Three Cups of Tea by Greg Mortenson and David Oliver Relin. Several people I love and respect had enthusiastically recommended Eat, Pray, Love to me last year and I have to say I was disappointed when I finally read it. I found it rather shallow and narcissistic in an American-centric way. But a reader critique of that book steered me toward Three Cups of Tea, which chronicles the long journey of an American mountain climber who found a calling to promote peace by building schools in Pakistan. If you were intrigued by the search for meaning in Eat, Pray, Love but are interested in vocation rather than vacation, try Three Cups of Tea.



Anonymous Anonymous said...

I have wondered about the book Three Cups of Tea. Thanks. Also, I found Eat, Pray, Love a little less desirable than the media portrays it for the reasons you mentioned, and also that she started the experience "manless" and ended up "finding someone." Maybe it's just timing that her happiness/resolution comes with finding another person to enter her life, and the great sorrow comes when she gets divorced. Maybe the book would have been the same if she'd ended her journey alone. But I wonder if it would have looked differently.

To her benefit, I saw the author on Oprah--and she came across much less narcissistic than she does in the book. She seemed much more likeable. And all writers have to be narcissistic to a degree to think someone wants to read their writing. So I can forgive her that.

7:13 AM  
Blogger MojoMom said...

I don't mean to be unkind to Elizabeth Gilbert of Eat, Pray, Love. My honest review is that it was difficult for me to wade through her book, which really surprised me. I think my criticism can be summed up by saying that I really didn't learn as much about Italy, Indonesia or India by reading the book as I learned about her. I also felt that she wasn't able to be totally honest about the difficult parts of her story, that she was self-editing on the one hand, and blurring her life with the countries she was visiting on the other. When she wrote that she had a lack of boundaries her perspective made a lot more sense to me.

The contrast with Three Cups of Tea really stood out in two ways. First, I did learn a lot about Pakistan, Afghanistan, and America's failed opportunities to be more effective there on a peacemaking, social support level. Kabul still does not have regular electric power today. We need to think as much about rebuilding and humanitarian aid as we did about fighting a war against the Taliban.

Second, Greg Mortenson has put his life on the line for more than a decade to advance his mission, which has only gotten more difficult since 2001, and, I would imagine, more dangerous than ever today after Benazir Bhutto's assassination. I feel for Mortenson's family and I don't think I could be married to someone in his position, but I greatly admire his work.

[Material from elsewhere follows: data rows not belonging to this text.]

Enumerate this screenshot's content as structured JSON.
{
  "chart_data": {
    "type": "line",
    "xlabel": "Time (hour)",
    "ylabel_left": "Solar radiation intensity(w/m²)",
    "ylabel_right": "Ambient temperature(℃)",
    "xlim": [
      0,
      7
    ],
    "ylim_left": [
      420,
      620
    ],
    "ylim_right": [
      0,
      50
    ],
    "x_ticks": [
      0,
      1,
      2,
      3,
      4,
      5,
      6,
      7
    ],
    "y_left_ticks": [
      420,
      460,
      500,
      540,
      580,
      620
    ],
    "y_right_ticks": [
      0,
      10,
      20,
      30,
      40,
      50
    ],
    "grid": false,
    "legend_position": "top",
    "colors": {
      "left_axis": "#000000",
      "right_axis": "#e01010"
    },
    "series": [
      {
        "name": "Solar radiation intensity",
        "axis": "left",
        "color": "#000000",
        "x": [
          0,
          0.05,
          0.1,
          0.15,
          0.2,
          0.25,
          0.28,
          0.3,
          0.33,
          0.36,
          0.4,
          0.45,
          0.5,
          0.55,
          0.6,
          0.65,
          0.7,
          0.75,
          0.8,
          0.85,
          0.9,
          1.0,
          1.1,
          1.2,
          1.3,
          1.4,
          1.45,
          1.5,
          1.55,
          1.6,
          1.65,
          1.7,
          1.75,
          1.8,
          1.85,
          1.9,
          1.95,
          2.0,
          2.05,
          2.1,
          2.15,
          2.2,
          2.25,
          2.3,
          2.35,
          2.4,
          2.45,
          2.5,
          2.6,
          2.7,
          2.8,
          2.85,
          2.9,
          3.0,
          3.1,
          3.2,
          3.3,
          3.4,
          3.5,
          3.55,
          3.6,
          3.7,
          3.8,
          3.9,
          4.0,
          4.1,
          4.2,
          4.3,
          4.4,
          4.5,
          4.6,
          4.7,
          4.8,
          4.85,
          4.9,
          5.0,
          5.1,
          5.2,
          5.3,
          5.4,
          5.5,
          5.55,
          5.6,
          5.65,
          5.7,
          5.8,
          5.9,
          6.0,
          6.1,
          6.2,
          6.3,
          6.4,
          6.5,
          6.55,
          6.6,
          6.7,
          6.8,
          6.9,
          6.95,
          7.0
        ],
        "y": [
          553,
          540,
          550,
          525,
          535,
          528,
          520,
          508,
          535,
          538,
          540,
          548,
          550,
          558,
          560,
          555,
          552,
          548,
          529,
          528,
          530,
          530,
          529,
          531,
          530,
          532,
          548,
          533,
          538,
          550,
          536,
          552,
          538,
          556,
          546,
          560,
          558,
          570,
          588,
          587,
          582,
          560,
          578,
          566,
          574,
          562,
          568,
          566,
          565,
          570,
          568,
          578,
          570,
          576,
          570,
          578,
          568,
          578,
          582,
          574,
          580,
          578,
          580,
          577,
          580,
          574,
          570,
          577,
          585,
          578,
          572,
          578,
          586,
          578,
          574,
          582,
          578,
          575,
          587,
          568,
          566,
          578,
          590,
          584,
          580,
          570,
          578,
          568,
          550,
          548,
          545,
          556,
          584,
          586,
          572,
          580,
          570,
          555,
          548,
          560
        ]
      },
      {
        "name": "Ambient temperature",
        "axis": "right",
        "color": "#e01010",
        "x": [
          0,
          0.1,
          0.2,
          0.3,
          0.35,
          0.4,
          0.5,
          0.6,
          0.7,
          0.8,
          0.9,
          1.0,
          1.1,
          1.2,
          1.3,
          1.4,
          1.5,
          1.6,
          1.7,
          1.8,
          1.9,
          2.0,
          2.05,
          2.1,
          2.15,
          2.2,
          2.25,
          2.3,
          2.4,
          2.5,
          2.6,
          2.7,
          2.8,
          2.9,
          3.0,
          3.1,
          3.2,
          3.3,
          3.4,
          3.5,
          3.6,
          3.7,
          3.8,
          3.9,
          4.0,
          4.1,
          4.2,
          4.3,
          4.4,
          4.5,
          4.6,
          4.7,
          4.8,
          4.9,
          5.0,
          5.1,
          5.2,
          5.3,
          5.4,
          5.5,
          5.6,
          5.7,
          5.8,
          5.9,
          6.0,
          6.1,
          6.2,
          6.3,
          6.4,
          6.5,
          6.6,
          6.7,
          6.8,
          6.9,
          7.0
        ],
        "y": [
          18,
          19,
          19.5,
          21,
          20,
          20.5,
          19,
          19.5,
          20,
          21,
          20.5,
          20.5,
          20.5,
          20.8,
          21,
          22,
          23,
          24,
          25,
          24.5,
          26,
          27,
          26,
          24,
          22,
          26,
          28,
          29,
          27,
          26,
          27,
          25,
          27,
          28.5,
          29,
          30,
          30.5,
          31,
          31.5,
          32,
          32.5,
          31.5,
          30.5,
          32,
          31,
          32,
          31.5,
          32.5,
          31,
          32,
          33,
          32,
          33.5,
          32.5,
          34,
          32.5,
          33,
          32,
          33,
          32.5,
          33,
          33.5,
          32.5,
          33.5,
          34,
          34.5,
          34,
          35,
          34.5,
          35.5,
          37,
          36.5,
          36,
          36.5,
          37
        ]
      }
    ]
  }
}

Elizabeth Gilbert's world travels were planned with a book deal already in hand which feels so much less natural, and sets the project in a whole different light for me.

11:12 AM  
Blogger Cary Tennis said...

Thank you for noting my recommendation of Hillary Rettig's book "The Lifelong Activist."

I also have a book which I would like you to know about. It is a collection of columns and can be found at

12:11 PM  
Anonymous Anonymous said...

Oh Amy. You always make me smile.

7:34 PM  
Blogger Christine said...

Thank you for these great recommendations. I'm going to have to buy a new bookshelf now!

2:52 AM  
Blogger MamaMo said...

Sort of on the topic of "soft addictions", I think you'll enjoy this short video on "The Story of Stuff"

1:01 PM  
Blogger MojoMom said...

Good point, and in fact I wrote about The Story of Stuff recently on my CNET blog (parent.thesis) so I hope you'll check that out as well.

1:10 PM  
Blogger MojoMom said...

Hi to Cary Tennis--thanks for stopping by the Mojo Mom blog. I just started reading your book today. It's fascinating. I appreciate your thoughtfulness, especially online at Since You Asked, where you seem very aware that the community can hurt as well as help with their copious comments.

It's a real challenge being an advice columnist who is backed up by a Greek Chorus of hundreds of Salon commenters whether you like it or ont!